Virtus Bologna, Natale da capolista: leadership e visione le fondamenta del progetto

La società felsinea si conferma in vetta al campionato dopo lo scudetto conquistato la scorsa stagione, un risultato che certifica le ambizioni e la solidità del club che punta sull’identità italiana.

Virtus Bologna Ronci
la ricetta del successo
Image credits: LBA

La Virtus chiude l’anno solare davanti a tutti. La squadra felsinea si trova nuovamente capolista dopo lo scudetto della scorsa stagione non può trattarsi di un risultato sportivo contingente, ma di un ulteriore certificazione della solidità di un progetto costruito nel tempo

Un percorso che unisce risultati, identità e capacità di programmazione, come emerge dalle parole del direttore generale Paolo Ronci, uno degli architetti della rinascita bianconera. «Un Natale da capolista non era scontato. è un regalo ai tifosi della V nera e a chi ha passione per questi colori», ha commentato il dirigente a Il Resto del Carlino.

Le ambizioni del club

Dal 2019, anno in cui Ronci è stato inserito in società, a oggi, la Virtus ha raccolto sette trofei, attraversando stagioni profondamente diverse tra loro per contesto economico, tecnico e competitivo. 

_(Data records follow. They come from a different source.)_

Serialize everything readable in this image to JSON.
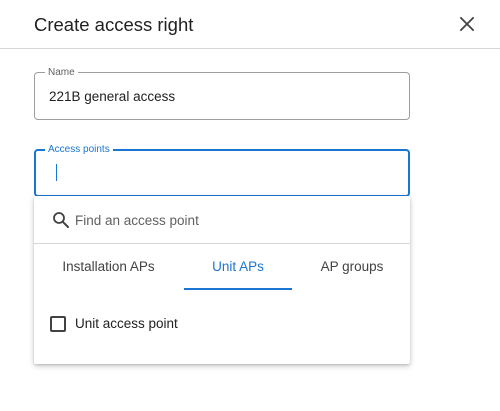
{
  "dialog": {
    "title": "Create access right",
    "close_icon": "close-icon"
  },
  "name_field": {
    "label": "Name",
    "value": "221B general access"
  },
  "access_points_field": {
    "label": "Access points",
    "value": "",
    "focused": true
  },
  "dropdown": {
    "search": {
      "icon": "search-icon",
      "placeholder": "Find an access point",
      "value": ""
    },
    "tabs": [
      {
        "label": "Installation APs",
        "active": false
      },
      {
        "label": "Unit APs",
        "active": true
      },
      {
        "label": "AP groups",
        "active": false
      }
    ],
    "options": [
      {
        "label": "Unit access point",
        "checked": false
      }
    ]
  },
  "colors": {
    "accent": "#1976d2",
    "text": "#212121",
    "muted": "#616161",
    "divider": "#d6d6d6"
  }
}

Dietro i risultati c’è una un solido rapporto tra proprietà, direzione sportiva e guida tecnica, che emerge come uno dei veri asset del club: «è fondamentale la possibilità di programmare grazie alla disponibilità del presidente Zanetti e di coach Ivanovic».

In un basket sempre più esposto a instabilità e cicli brevi, la possibilità di pianificare diventa un fattore differenziante. Il titolo del 2025 rappresenta un acuto, ma non certo un punto di arrivo. 

«Siamo primi in campionato e in Europa abbiamo giocato alla pari con chiunque. Abbiamo alle spalle una cultura e uno spirito che abbiamo costruito in questi anni. E un’anima italiana. Cavalcandoli ancora potremo divertirci».

L’anima italiana

Qui emerge uno dei pilastri strategici della Virtus: l’identità nazionale come valore tecnico, culturale e di posizionamento.La costruzione del roster segue una linea chiara, che va oltre il singolo nome di mercato. «Abbiamo sempre avuto un nucleo italiano importante. L’idea non è tramontata».

La Virtus si propone come piattaforma di crescita e sviluppo del capitale umano, capace di trasformare giovani e profili in sviluppo in asset sportivi di alto livello: «Agli ultimi Europei quattro giocatori su dodici erano targati Virtus. Niang è il miglior 2004. Un esordiente in Eurolega che gioca 19 minuti di media. Da noi si gioca e si migliora».

Un altro elemento chiave riguarda la selezione dei profili. Le statistiche contano, ma non bastano: «I numeri e le statistiche sono importanti. Ma non sono tutto. Vogliamo giocatori che abbiano il desiderio di dare sempre qualcosa in più».

Gli asset sportivi e infrastrutturali

La stagione è lunga e gli obiettivi sono molteplici, ma Ronci allarga lo sguardo agli asset strutturali del club: «Abbiamo una licenza triennale in Eurolega e, tra meno di un anno, ci sarà un palazzetto nuovo. Due asset dei quali essere orgogliosi».

La squadra resta il “motore emozionale”, ma il progetto va oltre il risultato immediato. Governance, identità, sviluppo dei talenti e investimenti strutturali raccontano una Virtus che non si limita a vincere, ma vuole restare competitiva nel tempo.

Un Natale da capolista, sì. Ma soprattutto la conferma di una visione che guarda già oltre.